The Independent Enquiry Commission chaired by Toni Tolker-Nielsen, ESA Inspector General, has reported the results of its analysis of the Ariane 5 launcher’s trajectory deviation during Flight VA241 flight on 25 January 2018. The faulty launch left SES-14 and Al Yah 3 in a transfer orbit with a dramatically increased inclination of 20.6 degrees, compared with the expected 3 degrees. The apogee and perigee were close to the targeted 45,234 x 249km for the planned super-synchronous orbit.

The analysis found that while the launcher mechanism and the rest of the flight programme operated as planned (including the later “dog leg” manoeuvre by the upper stage to make a small reduction to inclination), an incorrect value set in the system led to the wrong azimuth value being aimed for by the vehicle’s two Inertial reference systems at launch.

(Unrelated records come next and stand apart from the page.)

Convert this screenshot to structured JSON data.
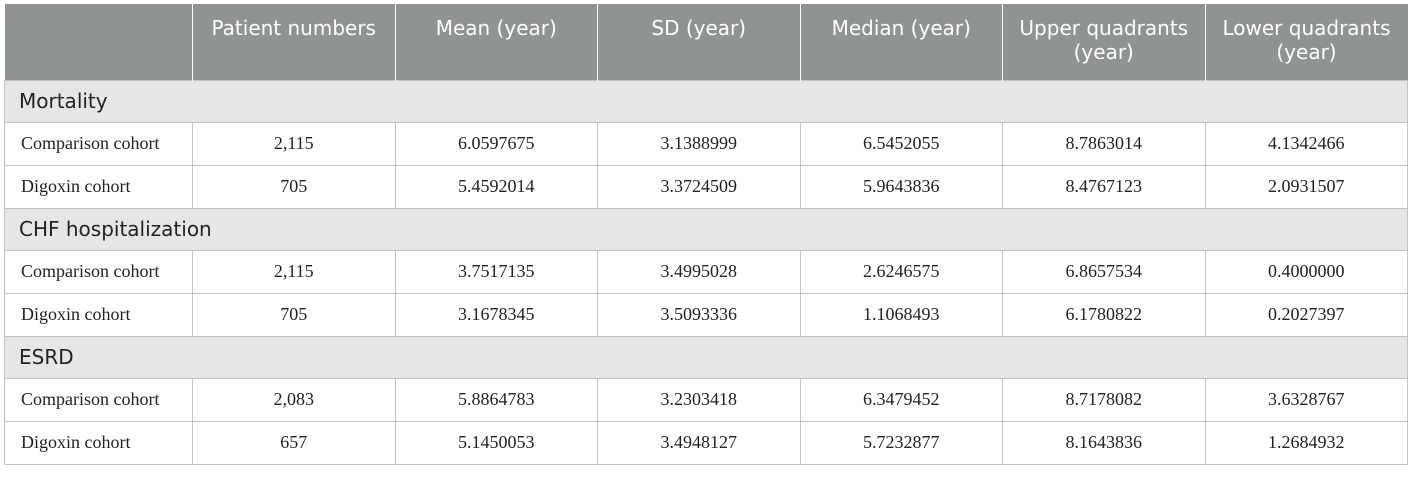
{
  "columns": [
    "",
    "Patient numbers",
    "Mean (year)",
    "SD (year)",
    "Median (year)",
    "Upper quadrants (year)",
    "Lower quadrants (year)"
  ],
  "sections": [
    {
      "title": "Mortality",
      "rows": [
        [
          "Comparison cohort",
          "2,115",
          "6.0597675",
          "3.1388999",
          "6.5452055",
          "8.7863014",
          "4.1342466"
        ],
        [
          "Digoxin cohort",
          "705",
          "5.4592014",
          "3.3724509",
          "5.9643836",
          "8.4767123",
          "2.0931507"
        ]
      ]
    },
    {
      "title": "CHF hospitalization",
      "rows": [
        [
          "Comparison cohort",
          "2,115",
          "3.7517135",
          "3.4995028",
          "2.6246575",
          "6.8657534",
          "0.4000000"
        ],
        [
          "Digoxin cohort",
          "705",
          "3.1678345",
          "3.5093336",
          "1.1068493",
          "6.1780822",
          "0.2027397"
        ]
      ]
    },
    {
      "title": "ESRD",
      "rows": [
        [
          "Comparison cohort",
          "2,083",
          "5.8864783",
          "3.2303418",
          "6.3479452",
          "8.7178082",
          "3.6328767"
        ],
        [
          "Digoxin cohort",
          "657",
          "5.1450053",
          "3.4948127",
          "5.7232877",
          "8.1643836",
          "1.2684932"
        ]
      ]
    }
  ]
}
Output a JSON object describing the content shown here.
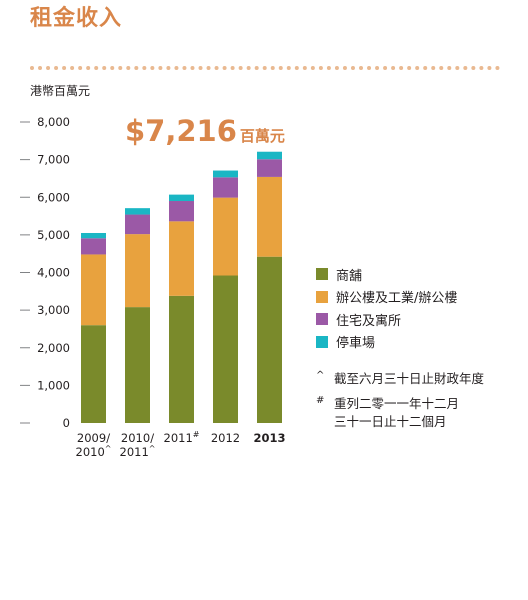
{
  "title": "租金收入",
  "unit_label": "港幣百萬元",
  "headline": {
    "value": "$7,216",
    "suffix": "百萬元"
  },
  "colors": {
    "accent": "#d9864a",
    "dots": "#e9b991",
    "axis": "#808285",
    "text": "#231f20"
  },
  "chart_data": {
    "type": "bar",
    "stacked": true,
    "categories": [
      {
        "lines": [
          "2009/",
          "2010"
        ],
        "mark": "^",
        "bold": false
      },
      {
        "lines": [
          "2010/",
          "2011"
        ],
        "mark": "^",
        "bold": false
      },
      {
        "lines": [
          "2011"
        ],
        "mark": "#",
        "bold": false
      },
      {
        "lines": [
          "2012"
        ],
        "mark": "",
        "bold": false
      },
      {
        "lines": [
          "2013"
        ],
        "mark": "",
        "bold": true
      }
    ],
    "series": [
      {
        "name": "商舖",
        "color": "#7a8a2b",
        "values": [
          2600,
          3080,
          3380,
          3920,
          4420
        ]
      },
      {
        "name": "辦公樓及工業/辦公樓",
        "color": "#e8a23e",
        "values": [
          1880,
          1940,
          1980,
          2070,
          2120
        ]
      },
      {
        "name": "住宅及寓所",
        "color": "#9b59a6",
        "values": [
          430,
          520,
          540,
          540,
          470
        ]
      },
      {
        "name": "停車場",
        "color": "#1ab6c4",
        "values": [
          140,
          170,
          170,
          180,
          200
        ]
      }
    ],
    "ylim": [
      0,
      8000
    ],
    "yticks": [
      "0",
      "1,000",
      "2,000",
      "3,000",
      "4,000",
      "5,000",
      "6,000",
      "7,000",
      "8,000"
    ],
    "xlabel": "",
    "ylabel": "港幣百萬元"
  },
  "legend": [
    "商舖",
    "辦公樓及工業/辦公樓",
    "住宅及寓所",
    "停車場"
  ],
  "notes": [
    {
      "mark": "^",
      "lines": [
        "截至六月三十日止財政年度"
      ]
    },
    {
      "mark": "#",
      "lines": [
        "重列二零一一年十二月",
        "三十一日止十二個月"
      ]
    }
  ]
}
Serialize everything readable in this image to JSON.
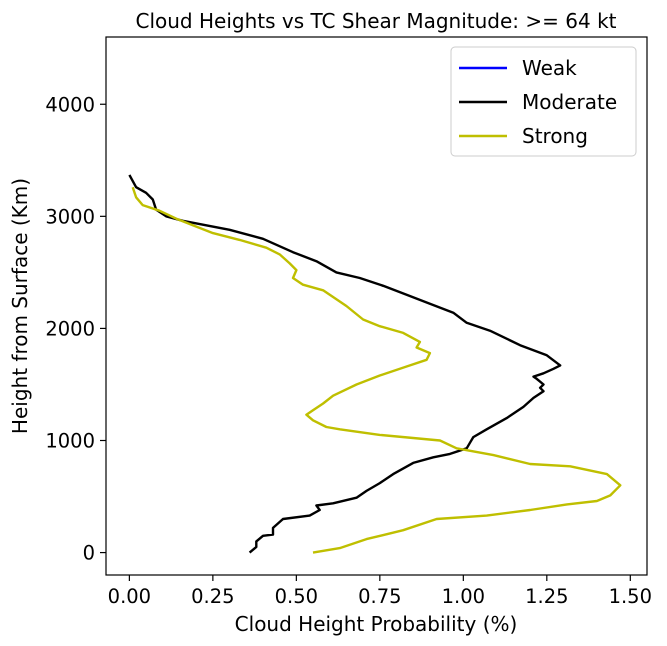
{
  "chart_data": {
    "type": "line",
    "title": "Cloud Heights vs TC Shear Magnitude: >= 64 kt",
    "xlabel": "Cloud Height Probability (%)",
    "ylabel": "Height from Surface (Km)",
    "xlim": [
      -0.07,
      1.55
    ],
    "ylim": [
      -200,
      4600
    ],
    "xticks": [
      0.0,
      0.25,
      0.5,
      0.75,
      1.0,
      1.25,
      1.5
    ],
    "xtick_labels": [
      "0.00",
      "0.25",
      "0.50",
      "0.75",
      "1.00",
      "1.25",
      "1.50"
    ],
    "yticks": [
      0,
      1000,
      2000,
      3000,
      4000
    ],
    "ytick_labels": [
      "0",
      "1000",
      "2000",
      "3000",
      "4000"
    ],
    "legend_position": "upper right",
    "series": [
      {
        "name": "Weak",
        "color": "#0000ff",
        "points": []
      },
      {
        "name": "Moderate",
        "color": "#000000",
        "points": [
          [
            0.36,
            0
          ],
          [
            0.38,
            50
          ],
          [
            0.38,
            100
          ],
          [
            0.4,
            150
          ],
          [
            0.43,
            160
          ],
          [
            0.43,
            220
          ],
          [
            0.46,
            300
          ],
          [
            0.54,
            330
          ],
          [
            0.57,
            380
          ],
          [
            0.56,
            420
          ],
          [
            0.61,
            440
          ],
          [
            0.68,
            490
          ],
          [
            0.71,
            550
          ],
          [
            0.75,
            620
          ],
          [
            0.79,
            700
          ],
          [
            0.85,
            800
          ],
          [
            0.91,
            850
          ],
          [
            0.96,
            880
          ],
          [
            1.01,
            930
          ],
          [
            1.02,
            980
          ],
          [
            1.03,
            1030
          ],
          [
            1.07,
            1100
          ],
          [
            1.13,
            1200
          ],
          [
            1.18,
            1300
          ],
          [
            1.21,
            1380
          ],
          [
            1.24,
            1440
          ],
          [
            1.23,
            1470
          ],
          [
            1.24,
            1500
          ],
          [
            1.22,
            1550
          ],
          [
            1.21,
            1570
          ],
          [
            1.24,
            1600
          ],
          [
            1.27,
            1640
          ],
          [
            1.29,
            1670
          ],
          [
            1.25,
            1760
          ],
          [
            1.17,
            1850
          ],
          [
            1.08,
            1980
          ],
          [
            1.01,
            2050
          ],
          [
            0.97,
            2140
          ],
          [
            0.9,
            2220
          ],
          [
            0.83,
            2300
          ],
          [
            0.76,
            2380
          ],
          [
            0.69,
            2450
          ],
          [
            0.62,
            2500
          ],
          [
            0.56,
            2600
          ],
          [
            0.49,
            2680
          ],
          [
            0.4,
            2800
          ],
          [
            0.3,
            2880
          ],
          [
            0.16,
            2960
          ],
          [
            0.11,
            3000
          ],
          [
            0.08,
            3060
          ],
          [
            0.07,
            3150
          ],
          [
            0.05,
            3210
          ],
          [
            0.02,
            3260
          ],
          [
            0.0,
            3370
          ]
        ]
      },
      {
        "name": "Strong",
        "color": "#bfbf00",
        "points": [
          [
            0.55,
            0
          ],
          [
            0.63,
            40
          ],
          [
            0.71,
            120
          ],
          [
            0.82,
            200
          ],
          [
            0.92,
            300
          ],
          [
            1.07,
            330
          ],
          [
            1.2,
            380
          ],
          [
            1.31,
            430
          ],
          [
            1.4,
            460
          ],
          [
            1.44,
            510
          ],
          [
            1.47,
            600
          ],
          [
            1.43,
            700
          ],
          [
            1.32,
            770
          ],
          [
            1.2,
            790
          ],
          [
            1.09,
            870
          ],
          [
            0.98,
            930
          ],
          [
            0.93,
            1000
          ],
          [
            0.75,
            1050
          ],
          [
            0.63,
            1100
          ],
          [
            0.59,
            1120
          ],
          [
            0.55,
            1180
          ],
          [
            0.53,
            1230
          ],
          [
            0.55,
            1270
          ],
          [
            0.58,
            1330
          ],
          [
            0.61,
            1400
          ],
          [
            0.68,
            1500
          ],
          [
            0.75,
            1580
          ],
          [
            0.83,
            1660
          ],
          [
            0.89,
            1720
          ],
          [
            0.9,
            1780
          ],
          [
            0.86,
            1830
          ],
          [
            0.87,
            1880
          ],
          [
            0.82,
            1960
          ],
          [
            0.75,
            2020
          ],
          [
            0.7,
            2080
          ],
          [
            0.65,
            2200
          ],
          [
            0.58,
            2340
          ],
          [
            0.52,
            2390
          ],
          [
            0.49,
            2450
          ],
          [
            0.5,
            2520
          ],
          [
            0.48,
            2580
          ],
          [
            0.45,
            2660
          ],
          [
            0.41,
            2720
          ],
          [
            0.33,
            2790
          ],
          [
            0.25,
            2850
          ],
          [
            0.19,
            2920
          ],
          [
            0.14,
            2980
          ],
          [
            0.09,
            3050
          ],
          [
            0.04,
            3100
          ],
          [
            0.02,
            3170
          ],
          [
            0.01,
            3260
          ]
        ]
      }
    ]
  }
}
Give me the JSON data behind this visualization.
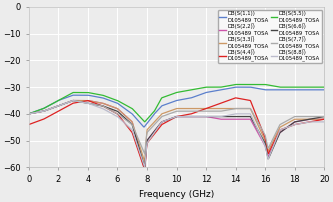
{
  "xlabel": "Frequency (GHz)",
  "xlim": [
    0,
    20
  ],
  "ylim": [
    -60,
    0
  ],
  "yticks": [
    0,
    -10,
    -20,
    -30,
    -40,
    -50,
    -60
  ],
  "xticks": [
    0,
    2,
    4,
    6,
    8,
    10,
    12,
    14,
    16,
    18,
    20
  ],
  "bg_color": "#ececec",
  "grid_color": "#ffffff",
  "legend_entries": [
    {
      "label": "DB(S(1,1))\nD105489_TOSA",
      "color": "#5b7fcc",
      "lw": 0.9
    },
    {
      "label": "DB(S(2,2))\nD105489_TOSA",
      "color": "#cc55aa",
      "lw": 0.9
    },
    {
      "label": "DB(S(3,3))\nD105489_TOSA",
      "color": "#cc9966",
      "lw": 0.9
    },
    {
      "label": "DB(S(4,4))\nD105489_TOSA",
      "color": "#dd2222",
      "lw": 0.9
    },
    {
      "label": "DB(S(5,5))\nD105489_TOSA",
      "color": "#33bb33",
      "lw": 0.9
    },
    {
      "label": "DB(S(6,6))\nD105489_TOSA",
      "color": "#444444",
      "lw": 0.9
    },
    {
      "label": "DB(S(7,7))\nD105489_TOSA",
      "color": "#aaaaaa",
      "lw": 0.9
    },
    {
      "label": "DB(S(8,8))\nD105489_TOSA",
      "color": "#bbbbcc",
      "lw": 0.9
    }
  ],
  "curves": [
    {
      "color": "#5b7fcc",
      "lw": 0.9,
      "px": [
        0,
        0.5,
        1,
        2,
        3,
        4,
        5,
        6,
        7,
        7.8,
        8.5,
        9,
        10,
        11,
        12,
        13,
        14,
        15,
        16,
        17,
        18,
        19,
        20
      ],
      "py": [
        -40,
        -39,
        -38,
        -35,
        -33,
        -33,
        -34,
        -36,
        -40,
        -45,
        -40,
        -37,
        -35,
        -34,
        -32,
        -31,
        -30,
        -30,
        -31,
        -31,
        -31,
        -31,
        -31
      ]
    },
    {
      "color": "#cc55aa",
      "lw": 0.9,
      "px": [
        0,
        1,
        2,
        3,
        4,
        5,
        6,
        7,
        7.85,
        8,
        9,
        10,
        11,
        12,
        13,
        14,
        15,
        16,
        16.2,
        17,
        18,
        19,
        20
      ],
      "py": [
        -40,
        -39,
        -37,
        -35,
        -35,
        -36,
        -38,
        -43,
        -61,
        -50,
        -43,
        -41,
        -41,
        -41,
        -42,
        -42,
        -42,
        -52,
        -56,
        -47,
        -43,
        -42,
        -42
      ]
    },
    {
      "color": "#cc9966",
      "lw": 0.9,
      "px": [
        0,
        1,
        2,
        3,
        4,
        5,
        6,
        7,
        7.85,
        8,
        9,
        10,
        11,
        12,
        13,
        14,
        15,
        16,
        16.2,
        17,
        18,
        19,
        20
      ],
      "py": [
        -40,
        -39,
        -37,
        -35,
        -35,
        -36,
        -38,
        -43,
        -58,
        -46,
        -40,
        -38,
        -38,
        -38,
        -38,
        -38,
        -38,
        -50,
        -54,
        -45,
        -42,
        -42,
        -42
      ]
    },
    {
      "color": "#dd2222",
      "lw": 0.9,
      "px": [
        0,
        1,
        2,
        3,
        4,
        5,
        6,
        7,
        7.85,
        8,
        9,
        10,
        11,
        12,
        13,
        14,
        15,
        16,
        16.2,
        17,
        18,
        19,
        20
      ],
      "py": [
        -44,
        -42,
        -39,
        -36,
        -35,
        -37,
        -40,
        -47,
        -61,
        -51,
        -44,
        -41,
        -40,
        -38,
        -36,
        -34,
        -35,
        -49,
        -55,
        -46,
        -44,
        -43,
        -42
      ]
    },
    {
      "color": "#33bb33",
      "lw": 0.9,
      "px": [
        0,
        1,
        2,
        3,
        4,
        5,
        6,
        7,
        7.85,
        8.5,
        9,
        10,
        11,
        12,
        13,
        14,
        15,
        16,
        17,
        18,
        19,
        20
      ],
      "py": [
        -40,
        -38,
        -35,
        -32,
        -32,
        -33,
        -35,
        -38,
        -43,
        -39,
        -34,
        -32,
        -31,
        -30,
        -30,
        -29,
        -29,
        -29,
        -30,
        -30,
        -30,
        -30
      ]
    },
    {
      "color": "#444444",
      "lw": 0.9,
      "px": [
        0,
        1,
        2,
        3,
        4,
        5,
        6,
        7,
        7.85,
        8,
        9,
        10,
        11,
        12,
        13,
        14,
        15,
        16,
        16.2,
        17,
        18,
        19,
        20
      ],
      "py": [
        -40,
        -39,
        -37,
        -35,
        -36,
        -37,
        -39,
        -44,
        -60,
        -50,
        -43,
        -41,
        -41,
        -41,
        -41,
        -41,
        -41,
        -51,
        -57,
        -47,
        -43,
        -42,
        -41
      ]
    },
    {
      "color": "#aaaaaa",
      "lw": 0.9,
      "px": [
        0,
        1,
        2,
        3,
        4,
        5,
        6,
        7,
        7.85,
        8,
        9,
        10,
        11,
        12,
        13,
        14,
        15,
        16,
        16.2,
        17,
        18,
        19,
        20
      ],
      "py": [
        -40,
        -39,
        -37,
        -35,
        -36,
        -37,
        -40,
        -44,
        -55,
        -47,
        -41,
        -39,
        -39,
        -39,
        -39,
        -38,
        -38,
        -48,
        -53,
        -44,
        -41,
        -41,
        -41
      ]
    },
    {
      "color": "#bbbbcc",
      "lw": 0.9,
      "px": [
        0,
        1,
        2,
        3,
        4,
        5,
        6,
        7,
        7.85,
        8,
        9,
        10,
        11,
        12,
        13,
        14,
        15,
        16,
        16.2,
        17,
        18,
        19,
        20
      ],
      "py": [
        -40,
        -39,
        -37,
        -35,
        -36,
        -38,
        -41,
        -46,
        -60,
        -51,
        -43,
        -41,
        -41,
        -41,
        -41,
        -40,
        -40,
        -52,
        -57,
        -46,
        -44,
        -43,
        -43
      ]
    }
  ]
}
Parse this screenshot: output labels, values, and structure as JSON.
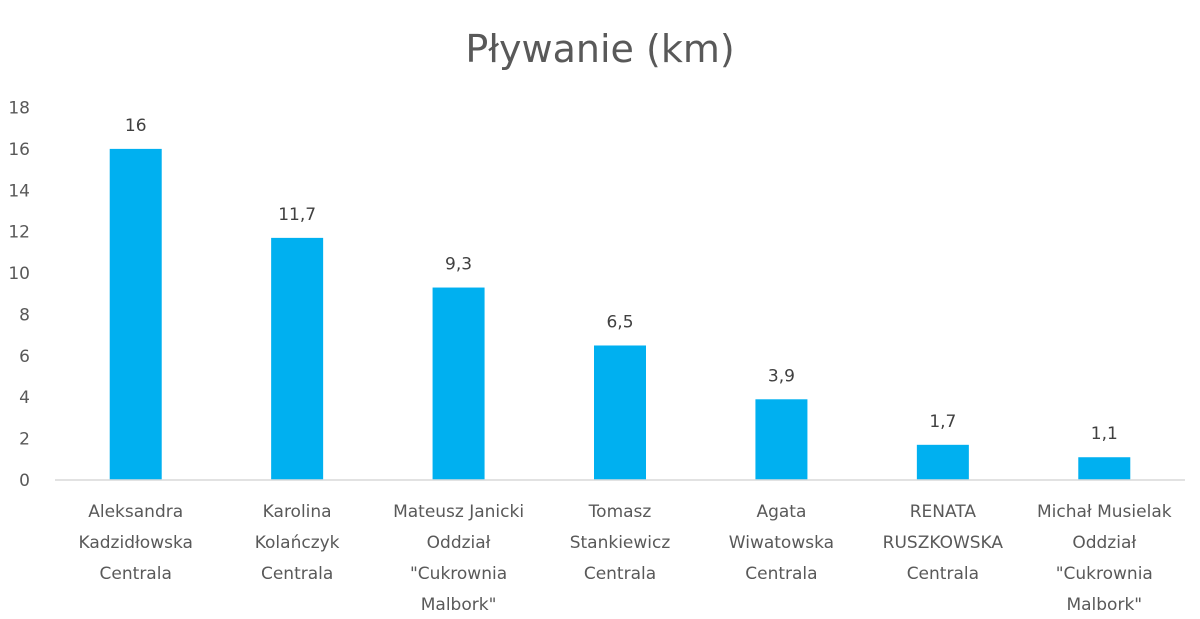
{
  "chart_data": {
    "type": "bar",
    "title": "Pływanie (km)",
    "xlabel": "",
    "ylabel": "",
    "ylim": [
      0,
      18
    ],
    "yticks": [
      0,
      2,
      4,
      6,
      8,
      10,
      12,
      14,
      16,
      18
    ],
    "grid": false,
    "legend": "none",
    "bar_color": "#00b0f0",
    "categories": [
      [
        "Aleksandra",
        "Kadzidłowska",
        "Centrala"
      ],
      [
        "Karolina",
        "Kolańczyk",
        "Centrala"
      ],
      [
        "Mateusz Janicki",
        "Oddział",
        "\"Cukrownia",
        "Malbork\""
      ],
      [
        "Tomasz",
        "Stankiewicz",
        "Centrala"
      ],
      [
        "Agata",
        "Wiwatowska",
        "Centrala"
      ],
      [
        "RENATA",
        "RUSZKOWSKA",
        "Centrala"
      ],
      [
        "Michał Musielak",
        "Oddział",
        "\"Cukrownia",
        "Malbork\""
      ]
    ],
    "values": [
      16,
      11.7,
      9.3,
      6.5,
      3.9,
      1.7,
      1.1
    ],
    "data_labels": [
      "16",
      "11,7",
      "9,3",
      "6,5",
      "3,9",
      "1,7",
      "1,1"
    ]
  }
}
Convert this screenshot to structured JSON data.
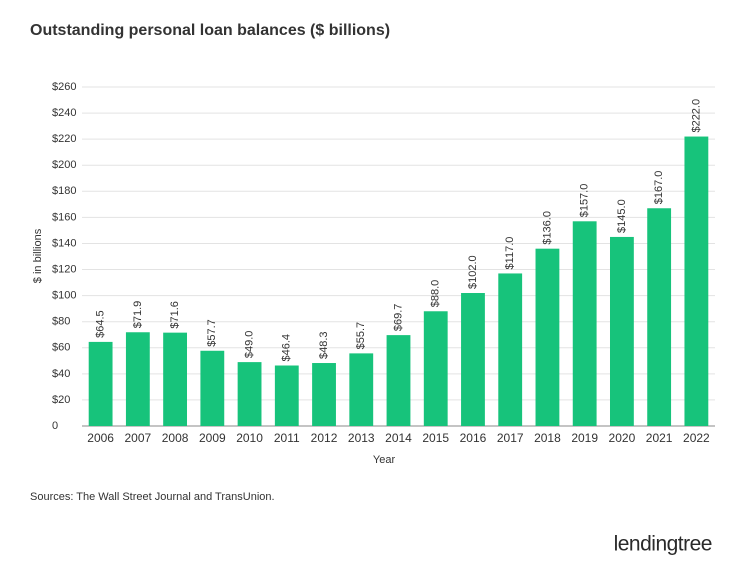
{
  "chart_data": {
    "type": "bar",
    "title": "Outstanding personal loan balances ($ billions)",
    "y_label": "$ in billions",
    "x_label": "Year",
    "categories": [
      "2006",
      "2007",
      "2008",
      "2009",
      "2010",
      "2011",
      "2012",
      "2013",
      "2014",
      "2015",
      "2016",
      "2017",
      "2018",
      "2019",
      "2020",
      "2021",
      "2022"
    ],
    "values": [
      64.5,
      71.9,
      71.6,
      57.7,
      49.0,
      46.4,
      48.3,
      55.7,
      69.7,
      88.0,
      102.0,
      117.0,
      136.0,
      157.0,
      145.0,
      167.0,
      222.0
    ],
    "value_labels": [
      "$64.5",
      "$71.9",
      "$71.6",
      "$57.7",
      "$49.0",
      "$46.4",
      "$48.3",
      "$55.7",
      "$69.7",
      "$88.0",
      "$102.0",
      "$117.0",
      "$136.0",
      "$157.0",
      "$145.0",
      "$167.0",
      "$222.0"
    ],
    "color": "#17c37b",
    "ylim": [
      0,
      260
    ],
    "yticks": [
      0,
      {
        "value": 20,
        "label": "$20"
      },
      {
        "value": 40,
        "label": "$40"
      },
      {
        "value": 60,
        "label": "$60"
      },
      {
        "value": 80,
        "label": "$80"
      },
      {
        "value": 100,
        "label": "$100"
      },
      {
        "value": 120,
        "label": "$120"
      },
      {
        "value": 140,
        "label": "$140"
      },
      {
        "value": 160,
        "label": "$160"
      },
      {
        "value": 180,
        "label": "$180"
      },
      {
        "value": 200,
        "label": "$200"
      },
      {
        "value": 220,
        "label": "$220"
      },
      {
        "value": 240,
        "label": "$240"
      },
      {
        "value": 260,
        "label": "$260"
      }
    ],
    "grid": true,
    "source": "Sources: The Wall Street Journal and TransUnion.",
    "logo": "lendingtree"
  }
}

The launch azimuth is the angle between north direction and the projection of the initial orbit plane onto the launch location. In effect, it is the compass heading aimed for after launch.

For this VA241 launch a “special” platform azimuth value for the IMU (Inertial Measurement Unit) alignment should have been set at 70 degrees, but was instead mistakenly set to 90 degrees – the more normal setting. The inertial reference system was aligned at the usual and planned 90 degrees azimuth, however a correction of 20 degrees to the target azimuth had to be set so that the rocket thought it was heading to 70 degrees as it flew at 90. This software change was requested because one of the satellites carried, the Al Yah 3 (this is corrected from previously written SES-14), had to be released at a right angle relative to the direction of motion of the rocket (i.e. its velocity vector). This correction was needed to prevent one of the rocket’s gyros going past its null position as this delivery happened.

However, the failure to make the 20 degree azimuth setting change correctly led to the Ariane 5 ECA rocket actually flying with a 20-degree shift southwards to an launch azimuth of 110 degrees in a south easterly direction.

The faulty ground track (shown yellow) was initially faithfully shown on the CNES display of the launch. It is veering further south of its planned South Easterly track (green). Courtesy: CNES

Due to the rarity of such an IMU alignment setting change, the targeting fault was not detected by the standard quality checks carried out during the Ariane 5 preparation. The result was that the launch was sent in a South Easterly direction rather than in the planned Easterly one.

The Independent Enquiry Commission’s work has recommended more robust control of data used in preparation for future missions. Arianespace and ArianeGroup immediately implemented the recommendations and expect Ariane fights to resume in March.

Despite the satisfactory results of the enquiry, local concern remains that the rocket passed close to the town of Kourou with no attempt being made to destroy it for range safety reasons. Meanwhile, the deviation in the trajectory meant that later in the flight telemetry was lost as tracking radars and telemetry receivers at Natal and Ascension Island were pointing in the wrong direction. For most of the flight no-one had any idea where the rocket was until signals were received indicating that the two satellites had reached orbit.